Me levanté del banco y seguí hacia el bosque, porque probablemente allí volvería a encontrar a la bella dama y podríamos tener una conversación frugal.

Al andar me di cuenta que nunca le pregunté el nombre, y para mí, que le doy mucha importancia a la cortesía, fue una desatención imperdonable. No presentármele ¡Oh Dios nunca haberle dado las gracias por cuidar de mis reflexiones!

Apresuré mi paso con la intención de alcanzar a la dama y darle mi más profunda gratificación. Pero no importaba si volteaba a todos los lados, si corría o trotara. No conseguía a la muchacha.

Me desesperé, debo admitirlo, pues en ese lugar que naturalmente era como los Campos Elíseos o el paraíso cristiano, no había nadie más que ella y yo. O por lo menos, hasta entonces no había visto a otra persona.

Puede que mi concentración durante la escritura de mis reflexiones haya sido pesada y haya dejado escapar algún humano que se cruzó por la roca donde me postraba, o mi meditación fue tan profunda que nunca percibí lo que sucedía a mi alrededor, pero lo cierto es que no había avistado a otro humano fuera de la bella dama y yo mismo.

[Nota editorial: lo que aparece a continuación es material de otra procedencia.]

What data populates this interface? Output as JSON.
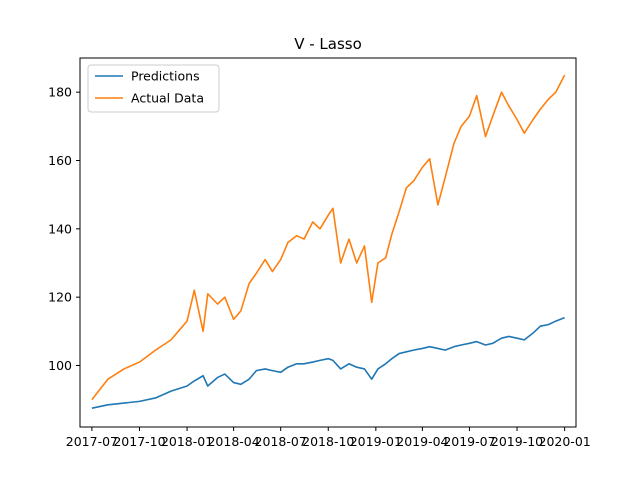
{
  "chart_data": {
    "type": "line",
    "title": "V - Lasso",
    "xlabel": "",
    "ylabel": "",
    "x_tick_labels": [
      "2017-07",
      "2017-10",
      "2018-01",
      "2018-04",
      "2018-07",
      "2018-10",
      "2019-01",
      "2019-04",
      "2019-07",
      "2019-10",
      "2020-01"
    ],
    "y_ticks": [
      100,
      120,
      140,
      160,
      180
    ],
    "ylim": [
      82,
      190
    ],
    "xlim": [
      "2017-06-08",
      "2020-01-23"
    ],
    "grid": false,
    "legend_position": "top-left",
    "colors": {
      "Predictions": "#1f77b4",
      "Actual Data": "#ff7f0e"
    },
    "x": [
      "2017-07-01",
      "2017-08-01",
      "2017-09-01",
      "2017-10-01",
      "2017-11-01",
      "2017-12-01",
      "2018-01-01",
      "2018-01-15",
      "2018-02-01",
      "2018-02-10",
      "2018-03-01",
      "2018-03-15",
      "2018-04-01",
      "2018-04-15",
      "2018-05-01",
      "2018-05-15",
      "2018-06-01",
      "2018-06-15",
      "2018-07-01",
      "2018-07-15",
      "2018-08-01",
      "2018-08-15",
      "2018-09-01",
      "2018-09-15",
      "2018-10-01",
      "2018-10-10",
      "2018-10-25",
      "2018-11-10",
      "2018-11-25",
      "2018-12-10",
      "2018-12-24",
      "2019-01-05",
      "2019-01-20",
      "2019-02-01",
      "2019-02-15",
      "2019-03-01",
      "2019-03-15",
      "2019-04-01",
      "2019-04-15",
      "2019-05-01",
      "2019-05-15",
      "2019-06-01",
      "2019-06-15",
      "2019-07-01",
      "2019-07-15",
      "2019-08-01",
      "2019-08-15",
      "2019-09-01",
      "2019-09-15",
      "2019-10-01",
      "2019-10-15",
      "2019-11-01",
      "2019-11-15",
      "2019-12-01",
      "2019-12-15",
      "2020-01-01"
    ],
    "series": [
      {
        "name": "Predictions",
        "values": [
          87.5,
          88.5,
          89.0,
          89.5,
          90.5,
          92.5,
          94.0,
          95.5,
          97.0,
          94.0,
          96.5,
          97.5,
          95.0,
          94.5,
          96.0,
          98.5,
          99.0,
          98.5,
          98.0,
          99.5,
          100.5,
          100.5,
          101.0,
          101.5,
          102.0,
          101.5,
          99.0,
          100.5,
          99.5,
          99.0,
          96.0,
          99.0,
          100.5,
          102.0,
          103.5,
          104.0,
          104.5,
          105.0,
          105.5,
          105.0,
          104.5,
          105.5,
          106.0,
          106.5,
          107.0,
          106.0,
          106.5,
          108.0,
          108.5,
          108.0,
          107.5,
          109.5,
          111.5,
          112.0,
          113.0,
          114.0
        ]
      },
      {
        "name": "Actual Data",
        "values": [
          90.0,
          96.0,
          99.0,
          101.0,
          104.5,
          107.5,
          113.0,
          122.0,
          110.0,
          121.0,
          118.0,
          120.0,
          113.5,
          116.0,
          124.0,
          127.0,
          131.0,
          127.5,
          131.0,
          136.0,
          138.0,
          137.0,
          142.0,
          140.0,
          144.0,
          146.0,
          130.0,
          137.0,
          130.0,
          135.0,
          118.5,
          130.0,
          131.5,
          138.5,
          145.0,
          152.0,
          154.0,
          158.0,
          160.5,
          147.0,
          155.0,
          165.0,
          170.0,
          173.0,
          179.0,
          167.0,
          173.0,
          180.0,
          176.0,
          172.0,
          168.0,
          172.0,
          175.0,
          178.0,
          180.0,
          185.0
        ]
      }
    ]
  }
}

Sea como fuese, ella era la única persona a la que había visto, y con peor pesadez sobre mi placidez, no sabía cómo yo había llegado allí. Si pensaba qué me encontraba haciendo antes de meditar y reflexionar, no lo podía hallar, mi mente no me respondía las preguntas más esenciales de mi presente ¿Dónde estaba y cómo llegué allí?